The United States is at the same time living through another wave of the worst pandemic in generations. Case numbers in the U.S. are spiking again, as are deaths. The situation is worse in much of Europe. Countries that flattened the curve over the summer – raising hopes that the worst was over – are now dealing with unprecedented spikes, forcing many into renewed lockdowns.
And although case and death rates in Canada are still far below those in Europe and the U.S., this country’s infection numbers have for several weeks been climbing, and following a disturbingly familiar path.
France, Spain, Britain and Germany – along with Quebec and the most populous parts of Ontario – have reintroduced closings of restaurants, bars, nightclubs, cinemas, theatres and concert halls, and are discouraging unnecessary travel and gatherings. Parts of France and Spain are under nighttime curfews; the Premier of Manitoba says one is possible in his province.
The unspoken message is that battling the pandemic in most Western countries has been reduced to a permanent loop of lockdown and reopening.
There is a good chance that, in Canada, case numbers will drop thanks to the latest lockdowns, bringing the pandemic under control once again. But what happens then? Another loosening of restrictions, followed by another spike in cases, followed by another lockdown just in time for Christmas? And then another repeat of the cycle in 2021?
We have to aim for something better.
When it comes to the U.S. election, we have no control over what happens. The pandemic is a very different story. Canada’s results are entirely dependent on the actions of Canadians and their governments. We are the masters of our fate.
Our governments need to acknowledge and embrace that.
One way to control the pandemic is through repeated impositions of lockdowns of large parts of the economy. These work – but at tremendous cost. Is there a plan to rely ever less on lockdowns, and ever more on a massive testing and tracing effort, of the type Ottawa and the provinces have so far failed to set up?
Our politicians remain too reliant on lockdowns, in part because they’ve seen that much of the Canadian economy can bounce back when restrictions are eased. The country’s GDP is expected to have risen in the third quarter of this year by record amounts, after falling at an annualized rate of 38.7 per cent in the second quarter. The country is “only” about a million jobs short of where it was last February.
As long as Ottawa can keep borrowing at record-low rates in order to support individuals and businesses, and as long as the economy remains resilient, there appears to be insufficient impetus for elected officials to do more than wait for a vaccine to arrive.
Canada can and should be doing so much more.
Slovakia, a country of 5.4 million with an economy one-sixteenth the size of Canada’s, announced on the weekend that it intends to test every citizen over the age of 10. The effort will be difficult, and the method used may not achieve its goals – but it at least shows the kind of imagination and ambition that Canada has been lacking.

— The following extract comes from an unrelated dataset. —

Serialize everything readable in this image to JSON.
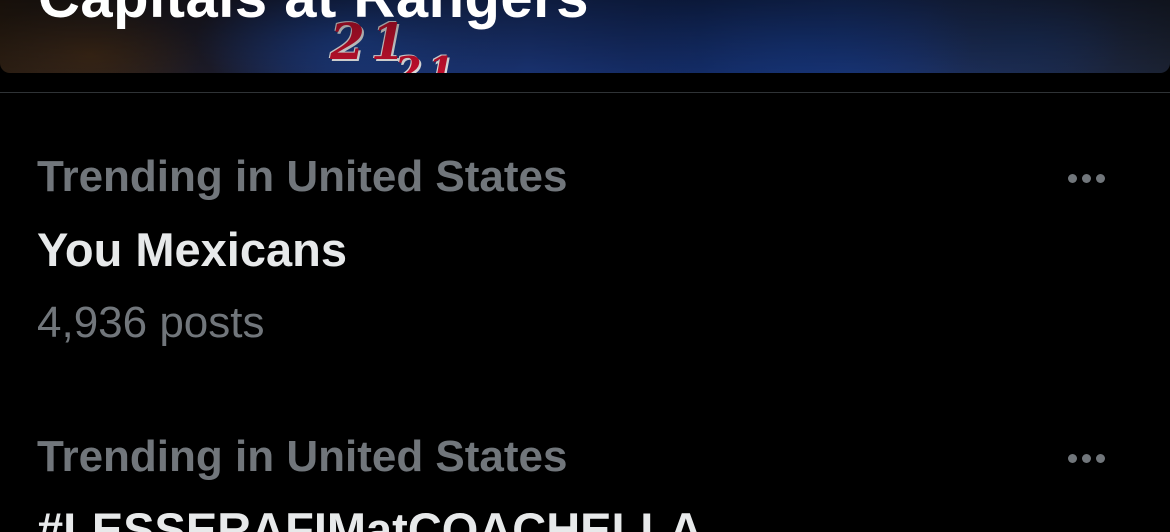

One study published in late October said Canada should aim to control virus spread in part by testing 500,000 people a day (up from around 75,000 now), with greater emphasis on less expensive but faster antigen tests. Although not as accurate as the diagnostic PCR test, antigen tests in high-risk areas could help to limit infections and save lives, even while allowing more of the economy to remain open.
In an era of so much uncertainty, an ambitious national display of co-operation to build the world’s best system for testing and contact tracing would provide Canadians with the sense that their governments are planning ahead. It would also provide hope that the stage is being set for a future where Canada does not go down the same path as Europe and the U.S.
Instead, our leaders are making difficult times even more difficult by failing to be bold.